Let \(\textsf {T}_{max}\) be the maximal width of the observation interval in the dimension t. Supposing this interval is large enough to include the largest periods of the periodic functions that can be learned, the guarantee for the approximation not to have larger periods is to constrain the circular frequencies in (6) such that:
$$\begin{aligned} \omega _n \ge \frac{2 \pi }{\textsf {T}_{max}}, \, n=1,\ldots ,m. \end{aligned}$$
(24)
This constraint is imposed for all values taken by \(\xi \) in S. Using expression (23), it is recast under the form
$$\begin{aligned} -A \mathbf {w}\le -B \end{aligned}$$
(25)
where \(\mathbf {w}=(\mathbf {w}_1, \ldots ,\mathbf {w}_m)\in {\mathbb {R}}^{p\times m}\), \(A\in {\mathbb {R}}^{N\times p}\) is the array of evaluations of \(\varphi ^{(\xi )}_j(\xi )\) for the values \((x^k_{1},\ldots , x^k_{d})_{k=1}^N\) of \(\xi \) in the training set S:
$$\begin{aligned} A=\left[ \begin{matrix} \varphi _{1}^{(\xi )}(x_{1}^1,\ldots , x_{d}^1)&{} \ldots &{} \varphi _{p}^{(\xi )}(x_1^1,\ldots , x_{d}^1)\\ \vdots &{}\ddots &{}\vdots \\ \varphi _{1}^{(\xi )}(x_{1}^N,\ldots , x_{d}^N)&{} \ldots &{} \varphi _{p}^{(\xi )}(x_{1}^N,\ldots , x_{d}^N) \end{matrix}\right] , \end{aligned}$$
(26)
and \(B\in {\mathbb {R}}^{N\times m}\) is a full array with values \(-{2\pi }/{\textsf {T}_{max}}\).
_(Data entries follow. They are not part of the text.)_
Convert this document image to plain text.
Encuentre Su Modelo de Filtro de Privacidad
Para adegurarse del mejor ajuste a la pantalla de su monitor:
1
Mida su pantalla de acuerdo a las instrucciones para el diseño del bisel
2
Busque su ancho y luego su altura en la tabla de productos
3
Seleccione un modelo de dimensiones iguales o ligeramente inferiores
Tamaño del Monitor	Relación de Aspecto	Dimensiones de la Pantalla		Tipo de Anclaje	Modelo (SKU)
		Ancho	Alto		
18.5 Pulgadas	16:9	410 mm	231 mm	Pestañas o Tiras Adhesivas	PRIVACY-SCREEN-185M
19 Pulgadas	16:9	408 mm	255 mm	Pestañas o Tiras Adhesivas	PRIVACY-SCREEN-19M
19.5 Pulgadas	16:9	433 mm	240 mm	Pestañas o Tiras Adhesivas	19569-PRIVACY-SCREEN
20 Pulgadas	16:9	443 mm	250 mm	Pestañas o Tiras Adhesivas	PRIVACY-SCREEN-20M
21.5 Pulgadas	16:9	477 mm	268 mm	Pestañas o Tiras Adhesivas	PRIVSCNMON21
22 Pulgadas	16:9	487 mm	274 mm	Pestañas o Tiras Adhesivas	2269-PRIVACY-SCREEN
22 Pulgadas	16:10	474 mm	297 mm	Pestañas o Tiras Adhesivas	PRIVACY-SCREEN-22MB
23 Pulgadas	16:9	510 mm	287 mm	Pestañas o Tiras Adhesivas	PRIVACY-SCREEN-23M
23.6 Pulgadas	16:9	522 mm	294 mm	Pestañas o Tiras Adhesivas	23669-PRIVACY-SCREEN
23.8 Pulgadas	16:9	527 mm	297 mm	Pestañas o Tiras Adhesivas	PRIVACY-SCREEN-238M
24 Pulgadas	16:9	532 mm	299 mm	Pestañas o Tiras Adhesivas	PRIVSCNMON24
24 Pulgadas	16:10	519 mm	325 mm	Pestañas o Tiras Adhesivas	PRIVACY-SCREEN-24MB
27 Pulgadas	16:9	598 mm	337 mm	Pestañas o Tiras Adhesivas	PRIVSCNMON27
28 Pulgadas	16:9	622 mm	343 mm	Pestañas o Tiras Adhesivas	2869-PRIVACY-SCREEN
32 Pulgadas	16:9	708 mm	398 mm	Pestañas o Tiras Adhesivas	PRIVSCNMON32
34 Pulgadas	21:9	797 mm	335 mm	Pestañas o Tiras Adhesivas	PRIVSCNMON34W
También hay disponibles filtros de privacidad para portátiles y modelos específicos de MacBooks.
The optimization problem (21) for the computation of the parameters \(\mathbf {w}\) is replaced with the constrained optimization problem
$$\begin{aligned} \min _{\begin{array}{c} \mathbf {w}_1\in {\mathbb {R}}^{p},\ldots , \mathbf {w}_m\in {\mathbb {R}}^{p} \\ {-A \mathbf {w}\le -B} \end{array}} \frac{1}{N} \sum _{k=1}^N\left( y^k-\Psi \left( \mathbf {w}_1\varphi (x^k),\ldots ,\mathbf {w}_m\varphi (x^k),\xi ^k\right) (\mathbf {a}^{1},\ldots ,\mathbf {a}^{L})\right) ^2 \end{aligned}$$
(27)
which is solved with a NonLinear Programming (NLP) method.